E-Yaklaşım / Eylül 2023 / Sayı: 369
I- GİRİŞ
Hukuki işlemlerde birçok kişinin karşılaştığı bir vergi türü olarak damga vergisi, gerek medeni gerekse de ticari işlemlerde karşımıza çıkan bir kategoriyi oluşturmaktadır. Kişi ve kuruluşların yapmış olduğu bazı hukuki işlemlerde söz konusu olan bu verginin diğer tarafını da devletin resmi kuruluşları oluşturmaktadır.
Günlük hayatta geniş bir uygulama alanı bulabilen bu verginin, zaman zaman doktrinde kaldırılmasına dair düşünceler de gündeme gelmektedir.
Vergi sistemimizi oluşturan birçok vergide olduğu gibi damga vergisinde de verginin ödenmesinin garanti altına alınması amacı ile bazı düzenlemeler yapılmıştır. Gerek vergi mükellefi gerekse de diğer kişiler açısından cezai müeyyidelerin söz konusu olabildiği düzenlemeler, genel bir bakış açısıyla bu yazının konusunu oluşturmaktadır.
II- KAVRAM
Damga vergisi, kişilerin kendi aralarında ya da devletle yaptıkları hukuki işlemlerde düzenledikleri belgeler ya da kâğıtlar üzerinden ödedikleri mali yükümlülüklerdir([1]).

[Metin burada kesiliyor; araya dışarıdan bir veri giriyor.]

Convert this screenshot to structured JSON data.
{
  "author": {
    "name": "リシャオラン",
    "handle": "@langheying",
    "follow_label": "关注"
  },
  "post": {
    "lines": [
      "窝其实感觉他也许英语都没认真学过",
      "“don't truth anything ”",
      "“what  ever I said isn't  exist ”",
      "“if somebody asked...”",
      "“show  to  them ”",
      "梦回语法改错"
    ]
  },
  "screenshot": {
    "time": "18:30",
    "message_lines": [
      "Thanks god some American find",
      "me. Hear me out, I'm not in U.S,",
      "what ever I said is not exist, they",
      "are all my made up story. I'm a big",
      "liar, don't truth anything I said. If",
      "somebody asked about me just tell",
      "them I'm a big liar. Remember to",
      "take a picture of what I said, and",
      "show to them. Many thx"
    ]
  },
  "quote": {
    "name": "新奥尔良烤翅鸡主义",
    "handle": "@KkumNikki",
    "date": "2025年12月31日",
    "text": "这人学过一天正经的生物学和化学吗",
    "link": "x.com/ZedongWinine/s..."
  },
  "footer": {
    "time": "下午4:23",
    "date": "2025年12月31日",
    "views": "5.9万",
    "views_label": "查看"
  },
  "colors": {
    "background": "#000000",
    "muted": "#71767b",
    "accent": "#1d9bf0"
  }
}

Damga Vergisi Kanunu’nun([2]) 1. maddesi, bu vergide konu unsurunu düzenlemiştir([3]). Kanunun 3. maddesinde de verginin mükellefi belirtilmiştir([4]).
Damga Vergisi, temelde Ticaret Hukuku, Medeni Hukuk veya İhale Mevzuatı kapsamında kişiler arasında yapılan bazı işlemlerle kambiyo ve bankacılık müessese ve işlemleri nedeniyle düzenlenen kâğıtları vergilendirmeyi amaç edinen bir vergidir([5]).
Damga Vergisi Kanunu’nun 10. maddesi düzenlemesine göre, damga vergisi nispi veya maktu olarak alınır. Nispi vergide, kâğıtların tür ve mahiyetleri dikkate alınarak bu kâğıtlarda yazılı belli para kavramı esastır, maktu vergilerde ise kâğıtların mahiyetleri esastır.